Da Sociedade Disciplinar à Sociedade de Controle
Com
o advento dos meios de comunicação em massa, dos regimes de democracia
representativa e dos setores de prestação de serviços, o Poder veio a
adquirir formas mais sofisticadas de ação, menos baseado na repressão
explícita, dando ênfase às liberdades de consumo e a incorporação de
símbolos, onde a publicidade utiliza princípios de semiótica para
vender cada vez mais. Gilles Deleuze defende que a concretização da
Sociedade Disciplinar é a Sociedade de Controle (que normalmente vem
sendo chamada de Sociedade de Rede ou da Informação).
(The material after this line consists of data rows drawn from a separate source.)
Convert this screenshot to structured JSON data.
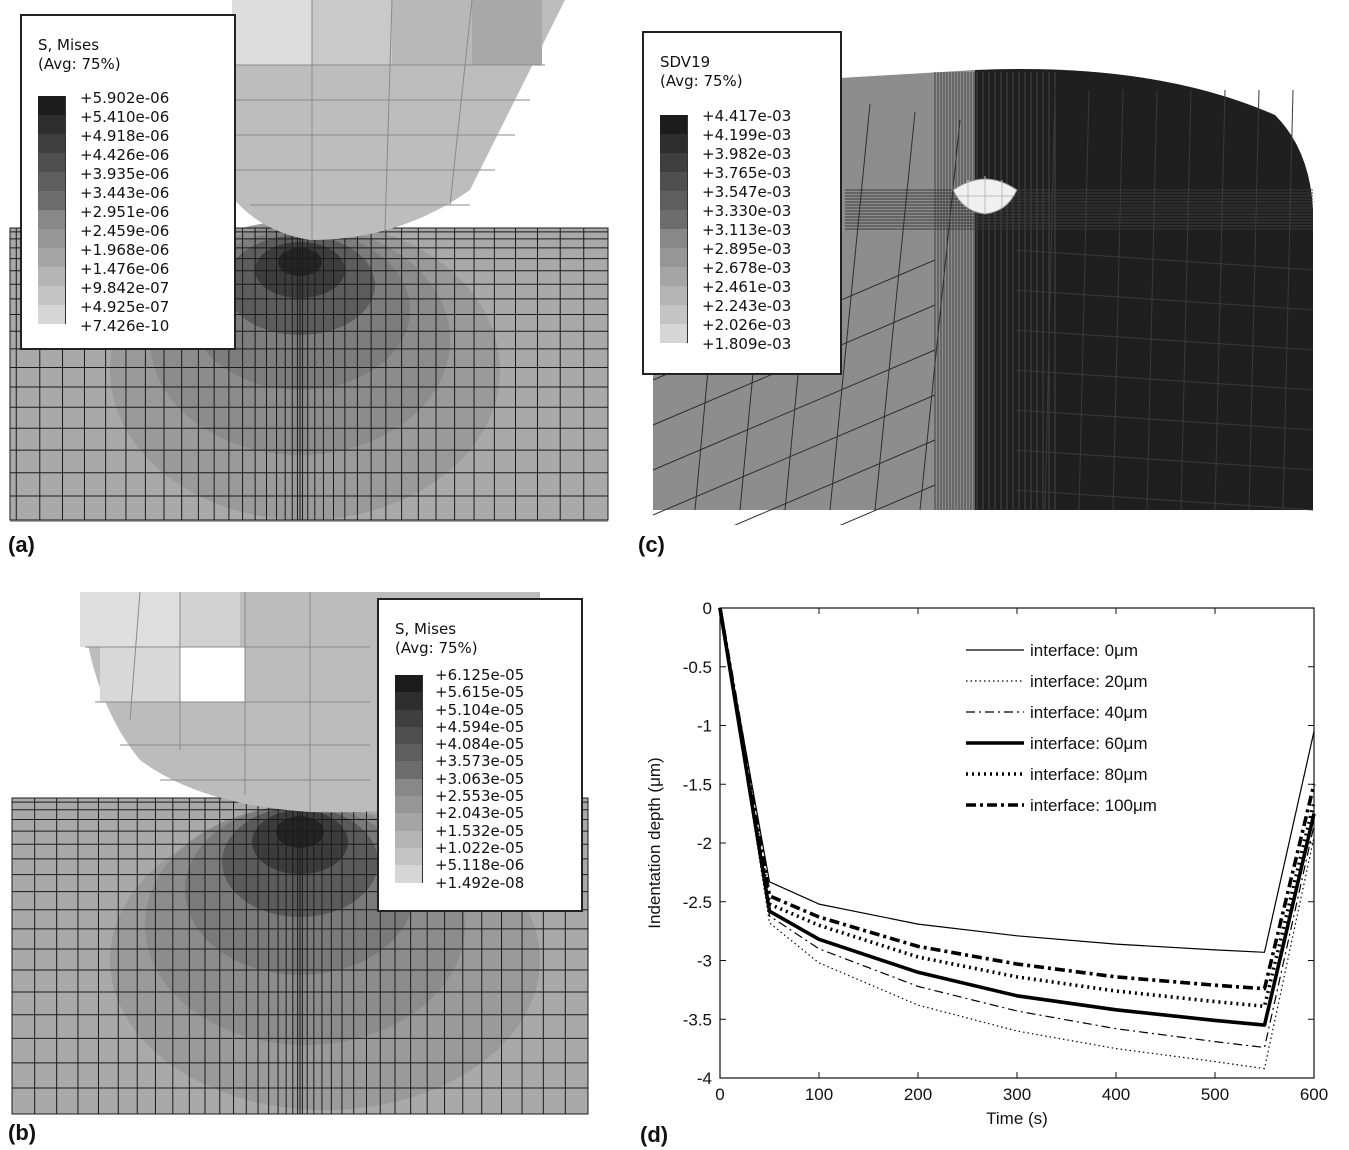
{
  "panels": {
    "a": {
      "label": "(a)",
      "legend": {
        "title1": "S, Mises",
        "title2": "(Avg: 75%)",
        "values": [
          "+5.902e-06",
          "+5.410e-06",
          "+4.918e-06",
          "+4.426e-06",
          "+3.935e-06",
          "+3.443e-06",
          "+2.951e-06",
          "+2.459e-06",
          "+1.968e-06",
          "+1.476e-06",
          "+9.842e-07",
          "+4.925e-07",
          "+7.426e-10"
        ]
      }
    },
    "b": {
      "label": "(b)",
      "legend": {
        "title1": "S, Mises",
        "title2": "(Avg: 75%)",
        "values": [
          "+6.125e-05",
          "+5.615e-05",
          "+5.104e-05",
          "+4.594e-05",
          "+4.084e-05",
          "+3.573e-05",
          "+3.063e-05",
          "+2.553e-05",
          "+2.043e-05",
          "+1.532e-05",
          "+1.022e-05",
          "+5.118e-06",
          "+1.492e-08"
        ]
      }
    },
    "c": {
      "label": "(c)",
      "legend": {
        "title1": "SDV19",
        "title2": "(Avg: 75%)",
        "values": [
          "+4.417e-03",
          "+4.199e-03",
          "+3.982e-03",
          "+3.765e-03",
          "+3.547e-03",
          "+3.330e-03",
          "+3.113e-03",
          "+2.895e-03",
          "+2.678e-03",
          "+2.461e-03",
          "+2.243e-03",
          "+2.026e-03",
          "+1.809e-03"
        ]
      }
    },
    "d": {
      "label": "(d)"
    }
  },
  "legend_colors": [
    "#1c1c1c",
    "#2e2e2e",
    "#3f3f3f",
    "#4f4f4f",
    "#5e5e5e",
    "#6c6c6c",
    "#7a7a7a",
    "#888888",
    "#969696",
    "#a5a5a5",
    "#b4b4b4",
    "#c4c4c4",
    "#d6d6d6"
  ],
  "chart_data": {
    "type": "line",
    "title": "",
    "xlabel": "Time (s)",
    "ylabel": "Indentation depth (μm)",
    "xlim": [
      0,
      600
    ],
    "ylim": [
      -4,
      0
    ],
    "xticks": [
      0,
      100,
      200,
      300,
      400,
      500,
      600
    ],
    "yticks": [
      0,
      -0.5,
      -1,
      -1.5,
      -2,
      -2.5,
      -3,
      -3.5,
      -4
    ],
    "legend_position": "top-right",
    "grid": false,
    "series": [
      {
        "name": "interface: 0μm",
        "style": "solid-thin",
        "x": [
          0,
          50,
          100,
          200,
          300,
          400,
          500,
          550,
          600
        ],
        "y": [
          0,
          -2.33,
          -2.52,
          -2.69,
          -2.79,
          -2.86,
          -2.91,
          -2.93,
          -1.05
        ]
      },
      {
        "name": "interface: 20μm",
        "style": "dotted-thin",
        "x": [
          0,
          50,
          100,
          200,
          300,
          400,
          500,
          550,
          600
        ],
        "y": [
          0,
          -2.68,
          -3.02,
          -3.38,
          -3.6,
          -3.75,
          -3.86,
          -3.92,
          -1.95
        ]
      },
      {
        "name": "interface: 40μm",
        "style": "dashdot-thin",
        "x": [
          0,
          50,
          100,
          200,
          300,
          400,
          500,
          550,
          600
        ],
        "y": [
          0,
          -2.62,
          -2.9,
          -3.22,
          -3.43,
          -3.58,
          -3.69,
          -3.74,
          -1.85
        ]
      },
      {
        "name": "interface: 60μm",
        "style": "solid-thick",
        "x": [
          0,
          50,
          100,
          200,
          300,
          400,
          500,
          550,
          600
        ],
        "y": [
          0,
          -2.58,
          -2.82,
          -3.1,
          -3.3,
          -3.42,
          -3.51,
          -3.55,
          -1.75
        ]
      },
      {
        "name": "interface: 80μm",
        "style": "dotted-thick",
        "x": [
          0,
          50,
          100,
          200,
          300,
          400,
          500,
          550,
          600
        ],
        "y": [
          0,
          -2.52,
          -2.7,
          -2.97,
          -3.14,
          -3.26,
          -3.35,
          -3.39,
          -1.65
        ]
      },
      {
        "name": "interface: 100μm",
        "style": "dashdot-thick",
        "x": [
          0,
          50,
          100,
          200,
          300,
          400,
          500,
          550,
          600
        ],
        "y": [
          0,
          -2.45,
          -2.63,
          -2.88,
          -3.03,
          -3.14,
          -3.21,
          -3.24,
          -1.5
        ]
      }
    ]
  }
}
Trata-se do
capital assumindo a forma rizomática, interiorizada, onde o controle
passa a ser mais horizontal do que vertical, mesmo que isso pareça
contraditório.
Depois do capital ter se apropriado das artes,
dos meios de comunicação e ter se adentrado cada vez mais nos campos
subjetivos, agora ele se funde nos processos criativos, no
inconsciente, nos desejos humanos mais íntimos. Diminui-se a ação do
Poder, sob a forma da Disciplina, na forma agressiva e impositora. Na
sociedade disciplinar existia a censura, a confissão, a perda da
identidade. Agora você pode ser quem quiser, ser comunista e usar uma
camiseta do MST, ter um site na internet criticando qualquer governo de
qualquer país (com excessão da China), que provavelmente você não será
exilado por isso. Essas liberdades são sempre apenas liberdades de
consumo, onde tudo é reduzido ao título de mercadoria, mesmo a
rebeldia. Desse modo, poderíamos concluir que se faz cada vez menos
necessária uma imposição de disciplina de um governo sob a população,
pois as próprias pessoas estão começando a realizar esse (auto)controle
[2] , por exemplo, através de formas voluntárias de vigilância e
exposição de suas vidas.
O cenário Web
O
sucesso das redes de relacionamento social na web podem ser indícios de
que Deleuze tenha alguma razão. Luli Radfahrer [3] afirma que o
micro-blog twitter é uma espécie de Big Brother voluntário, onde as
pessoas dão detalhes sobre tudo o que estão fazendo, sem que sejam
obrigadas a isso. De fato, parece que estamos vivendo um tempo da
efetivação dos Big Brothers voluntários, sendo o sucesso de audiência
do programa de televisão de mesmo nome o maior exemplo de como a
vigilância é um fator crucial em nossa atual sociedade.
A
nova tecnologia do Google, o Street View, leva essa vigilância a um
nível ainda mais alto. O Google Street View permite que se navegue
pelas ruas de uma cidade em três dimensões, com 360 graus na horizontal
e 270 graus na vertical. Um carro do Google transita pelas ruas das
cidades, tirando fotos, que ficam disponíveis a qualquer pessoa de qualquer lugar do mundo. É a situação dos big brother voluntários, onde todos vigiam todos, levada ao nível das imagens.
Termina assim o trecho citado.